= Neo Sans =

Geometric sans-serif typeface

Neo Sans and Neo Tech are the typefaces designed by the British type designer Sebastian "Seb" Lester. The typefaces were released by Monotype Corporation on 19 April 2004. The design concept called for a versatile, futuristic typeface that didn't look "crude, gimmicky or ephemeral".

The typeface gained popularity after a custom variant was used as the main typeface for the Vancouver 2010 Olympic and Paralympic Winter Games.

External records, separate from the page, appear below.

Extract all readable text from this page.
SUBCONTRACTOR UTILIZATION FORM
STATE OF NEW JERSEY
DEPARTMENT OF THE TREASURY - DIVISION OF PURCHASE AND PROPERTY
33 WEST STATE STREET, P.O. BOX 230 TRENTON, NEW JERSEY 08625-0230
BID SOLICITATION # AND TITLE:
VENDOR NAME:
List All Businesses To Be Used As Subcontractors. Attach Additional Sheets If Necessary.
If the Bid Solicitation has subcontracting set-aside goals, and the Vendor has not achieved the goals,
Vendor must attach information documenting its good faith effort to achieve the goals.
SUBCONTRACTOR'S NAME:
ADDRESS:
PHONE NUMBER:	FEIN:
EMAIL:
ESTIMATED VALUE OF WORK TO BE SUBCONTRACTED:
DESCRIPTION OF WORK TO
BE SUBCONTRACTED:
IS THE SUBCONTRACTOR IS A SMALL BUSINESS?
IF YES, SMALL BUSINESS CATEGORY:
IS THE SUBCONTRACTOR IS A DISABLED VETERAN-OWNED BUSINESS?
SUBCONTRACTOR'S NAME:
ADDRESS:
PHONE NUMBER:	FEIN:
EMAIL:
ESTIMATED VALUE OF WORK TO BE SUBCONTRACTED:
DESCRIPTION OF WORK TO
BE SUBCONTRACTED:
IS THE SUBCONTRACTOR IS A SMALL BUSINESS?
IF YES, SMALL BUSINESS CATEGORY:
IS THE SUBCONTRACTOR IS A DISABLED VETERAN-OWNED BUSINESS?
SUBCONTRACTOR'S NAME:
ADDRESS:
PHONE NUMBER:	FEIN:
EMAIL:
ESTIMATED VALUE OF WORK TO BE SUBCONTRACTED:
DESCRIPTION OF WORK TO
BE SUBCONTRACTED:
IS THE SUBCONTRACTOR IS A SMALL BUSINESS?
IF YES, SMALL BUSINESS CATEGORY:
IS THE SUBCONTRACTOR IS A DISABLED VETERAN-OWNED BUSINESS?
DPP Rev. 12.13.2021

It has been used as branding for many organizations since.

==Neo Sans Intel==
Neo Sans Intel is a customized version of Neo Sans based on the Neo Sans and Neo Tech, designed by Sebastian Lester in 2004. It was replaced by Intel Clear in 2014, a typeface commissioned by Intel to Red Peek Branding and Dalton Maag, and was in 2020 supplemented with Intel One typeface. Despite no longer being fully used by Intel, Neo Sans is still used to describe the processor type and socket on boxed processor packaging.

==Users==
- A customized version of Neo Sans, called Neo Sans Intel, was created for use in the 2005 redesigned logo and identity for the Intel Corporation.
- The Canadian media conglomerate Astral Media used this font for their logo from 2010 to 2013, albeit modified.
- The British Army Cadet Force (ACF) use Neo Sans as their primary font.
- The Labour Party UK previously used the typeface in its branding, before it was replaced by Open Sans.
- Virgin Rail Group used Neo Sans in its branding.
- Gojek used Neo Sans in its branding until 2019.
- Kia Motors used Neo Sans for its branding until it adopted another typeface.
- Valve used Neo Sans for the 2010 freeware game Alien Swarm.
- Veikkaus, Finland’s national lottery operator, uses Neo Sans.
- The ITV network (including ITV1 in England and Wales) breakfast show Daybreak and Lorraine used this font in its onscreen graphics before the 2012 rebrand. The font stopped being used in 2023.
- Go North East and Go South Coast (British public transport companies) use the font in their promotional leaflets and informative posters.
- Neo Sans itself, as well as its unicase and rounded variant, were used as the official typeface by Vancouver Organizing Committee for the 2010 Olympic and Paralympic Winter Games.
- The popular British teen drama Skins, uses this font as its logo.
- NRK, the Norwegian national broadcaster, used Neo Sans Pro as its main font on television until 2013, when it was replaced by the LFT Etica typeface and a slab version customised for NRK.
- The Technical University of Denmark use Neo Sans as its main sans serif font, for logotypes, headers and shorter texts.
- UK student radio station Pure FM uses Neo Sans in its logo.
- The Melbourne train operator Metro Trains Melbourne, uses the font in their branding and advertising.
- Oxford Bus Company uses the typeface heavily for the logo and other text.
- The online television archive TVARK uses the font in its logo.
- National Express West Midlands uses Neo Sans for its updated branding and logo.
- Rede Telecine used Neo Sans on its branding from 2010 until 2019.